I mercati azionari, come detto nella view del 2021 rimangono ancora i più attraenti, in quanto troveranno ancora linfa dalle aspettative positive sul rimbalzo economico. Il FMI ha infatti da poco rivisto al rialzo le aspettative di crescita rispetto alle previsioni di tre mesi fa, mentre le principali banche di investimento, si aspettano una “fase d’oro”, termine questo, utilizzato dal Ceo di JP Morgan, Jamie Dimon.

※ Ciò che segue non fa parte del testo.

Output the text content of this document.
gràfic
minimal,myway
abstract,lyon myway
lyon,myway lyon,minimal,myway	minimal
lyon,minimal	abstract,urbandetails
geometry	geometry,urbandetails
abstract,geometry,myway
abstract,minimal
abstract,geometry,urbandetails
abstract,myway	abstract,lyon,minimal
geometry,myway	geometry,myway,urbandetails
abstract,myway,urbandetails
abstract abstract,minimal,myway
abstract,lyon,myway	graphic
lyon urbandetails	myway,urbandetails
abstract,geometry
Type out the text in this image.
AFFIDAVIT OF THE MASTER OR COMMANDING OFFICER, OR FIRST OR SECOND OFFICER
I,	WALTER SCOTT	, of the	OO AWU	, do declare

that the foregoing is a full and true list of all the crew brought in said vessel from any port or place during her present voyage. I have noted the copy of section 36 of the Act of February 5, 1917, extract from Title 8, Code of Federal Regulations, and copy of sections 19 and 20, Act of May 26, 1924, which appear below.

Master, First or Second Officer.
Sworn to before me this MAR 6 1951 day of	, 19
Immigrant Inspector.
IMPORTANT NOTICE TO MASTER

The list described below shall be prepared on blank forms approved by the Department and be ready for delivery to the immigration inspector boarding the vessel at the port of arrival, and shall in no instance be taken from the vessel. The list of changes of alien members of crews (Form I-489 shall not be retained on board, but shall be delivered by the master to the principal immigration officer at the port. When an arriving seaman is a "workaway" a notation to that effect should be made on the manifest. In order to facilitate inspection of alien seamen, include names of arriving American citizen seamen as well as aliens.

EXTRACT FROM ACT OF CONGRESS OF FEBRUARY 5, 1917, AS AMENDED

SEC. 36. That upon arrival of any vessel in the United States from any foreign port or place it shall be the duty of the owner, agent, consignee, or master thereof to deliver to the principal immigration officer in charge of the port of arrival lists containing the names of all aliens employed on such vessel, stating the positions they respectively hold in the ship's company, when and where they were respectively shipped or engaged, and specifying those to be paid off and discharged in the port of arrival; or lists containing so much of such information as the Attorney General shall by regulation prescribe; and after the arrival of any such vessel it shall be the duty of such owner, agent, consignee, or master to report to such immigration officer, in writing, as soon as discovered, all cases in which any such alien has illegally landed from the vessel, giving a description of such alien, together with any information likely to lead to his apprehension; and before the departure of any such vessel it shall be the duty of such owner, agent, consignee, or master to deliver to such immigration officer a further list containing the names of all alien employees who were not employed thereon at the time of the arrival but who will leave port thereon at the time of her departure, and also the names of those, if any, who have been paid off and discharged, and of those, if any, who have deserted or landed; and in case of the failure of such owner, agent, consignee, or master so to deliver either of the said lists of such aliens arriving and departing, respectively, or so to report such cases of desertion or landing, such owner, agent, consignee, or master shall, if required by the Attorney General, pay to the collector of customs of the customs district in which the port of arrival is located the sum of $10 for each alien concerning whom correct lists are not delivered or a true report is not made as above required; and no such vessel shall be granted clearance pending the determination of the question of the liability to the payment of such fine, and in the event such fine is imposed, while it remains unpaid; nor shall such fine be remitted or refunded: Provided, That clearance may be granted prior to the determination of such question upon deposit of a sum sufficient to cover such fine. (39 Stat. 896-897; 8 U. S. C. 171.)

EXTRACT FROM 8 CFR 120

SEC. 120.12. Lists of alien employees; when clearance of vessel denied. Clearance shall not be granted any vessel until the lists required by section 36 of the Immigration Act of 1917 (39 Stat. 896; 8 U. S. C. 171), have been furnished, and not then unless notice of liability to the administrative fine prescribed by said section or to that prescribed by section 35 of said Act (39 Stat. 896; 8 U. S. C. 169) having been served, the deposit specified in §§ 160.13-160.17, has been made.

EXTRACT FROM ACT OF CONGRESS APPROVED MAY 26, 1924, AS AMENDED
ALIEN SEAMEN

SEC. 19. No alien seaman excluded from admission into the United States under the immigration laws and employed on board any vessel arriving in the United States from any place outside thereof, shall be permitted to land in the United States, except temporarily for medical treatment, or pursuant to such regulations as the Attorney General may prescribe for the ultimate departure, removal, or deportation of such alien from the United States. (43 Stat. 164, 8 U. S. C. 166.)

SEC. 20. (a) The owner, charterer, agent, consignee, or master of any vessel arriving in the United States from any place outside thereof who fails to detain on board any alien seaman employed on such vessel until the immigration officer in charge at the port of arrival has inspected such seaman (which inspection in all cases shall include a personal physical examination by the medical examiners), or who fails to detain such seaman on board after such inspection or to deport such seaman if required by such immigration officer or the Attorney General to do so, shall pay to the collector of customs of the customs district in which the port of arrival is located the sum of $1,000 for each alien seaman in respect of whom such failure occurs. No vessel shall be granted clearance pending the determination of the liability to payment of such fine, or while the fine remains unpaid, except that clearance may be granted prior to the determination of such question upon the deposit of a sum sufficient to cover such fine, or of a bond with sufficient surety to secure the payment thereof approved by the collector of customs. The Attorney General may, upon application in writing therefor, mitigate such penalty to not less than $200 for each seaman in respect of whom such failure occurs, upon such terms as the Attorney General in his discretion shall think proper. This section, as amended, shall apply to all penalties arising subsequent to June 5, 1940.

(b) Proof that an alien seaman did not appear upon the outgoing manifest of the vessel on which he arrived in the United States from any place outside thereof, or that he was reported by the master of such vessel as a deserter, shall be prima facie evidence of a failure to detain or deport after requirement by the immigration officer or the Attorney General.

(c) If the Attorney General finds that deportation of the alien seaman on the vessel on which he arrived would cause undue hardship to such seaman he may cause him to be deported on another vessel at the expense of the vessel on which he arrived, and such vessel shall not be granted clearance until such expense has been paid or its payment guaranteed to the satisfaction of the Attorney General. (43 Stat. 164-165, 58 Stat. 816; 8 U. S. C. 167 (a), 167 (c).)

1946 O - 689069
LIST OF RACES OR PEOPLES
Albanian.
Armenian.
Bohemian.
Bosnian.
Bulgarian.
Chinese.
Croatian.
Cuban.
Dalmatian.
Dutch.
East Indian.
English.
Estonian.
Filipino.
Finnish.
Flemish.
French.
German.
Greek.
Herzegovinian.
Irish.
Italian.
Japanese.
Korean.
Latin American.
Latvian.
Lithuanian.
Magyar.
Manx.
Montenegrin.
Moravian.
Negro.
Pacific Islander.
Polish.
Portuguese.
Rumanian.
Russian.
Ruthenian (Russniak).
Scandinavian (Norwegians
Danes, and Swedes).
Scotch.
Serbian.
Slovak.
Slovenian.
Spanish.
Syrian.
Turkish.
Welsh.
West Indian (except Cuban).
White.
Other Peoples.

Ovviamente i criteri con i quali vengono scelte le azioni, rispetto all’oro sono spesso diversi, non fosse altro per le dimensioni dei rispettivi mercati. Mentre il mercato azionario all’interno di un patrimonio può rappresentare anche una quota minima del 30%. L’oro, che generalmente può essere considerato tranquillamente una valuta, non dovrebbe mai superare una soglia del 10% nemmeno nell’ipotesi più bullish. Il mercato azionario, all’interno del patrimonio finanziario mondiale possiede ormai una fetta di almeno il 50%, mentre l’oro solo il 3%. Questo per avere una dimensione dei due asset.
Fino a +38% rispetto al valore reale
Attualmente l’oro quota circa un +13 percento rispetto al valore reale attualizzato a fine 2020. Tale sopravvalutazione è arrivata ad un +38% ad agosto 2020. La linea Maginot che vede un obiettivo reale per fine 2026 a 1740 non dovrebbe essere intaccata. Per accadere una cosa simile Powell dovrebbe perdere proprio la testa, stravolgendo la politica monetaria degli ultimi 20 anni.
In una fase in cui le aspettative di inflazione rimangono positive e i debiti pubblici estremamente elevati con propensione a salire (tassi reali destinati a rimanere negativi), la sopravvalutazione dell’oro rispetto ai valori reali è da considerare fisiologica.
Detto questo ritorniamo a leggere la tabella delle correlazioni. L’oro rispetto all’indice MSCIW presenta una correlazione negativa di 0,43 (di 0,61 per gli amanti del Bitcoin), mostrando tutta la sua efficacia come strumento di protezione. Pertanto, se a 2000 dollari ritenevamo utile prendere dei salutari benefici, ad oggi l’oro rappresenta un asset da considerare maggiormente all’interno di un portafoglio, senza per il momento cadere in inutili fanatismi.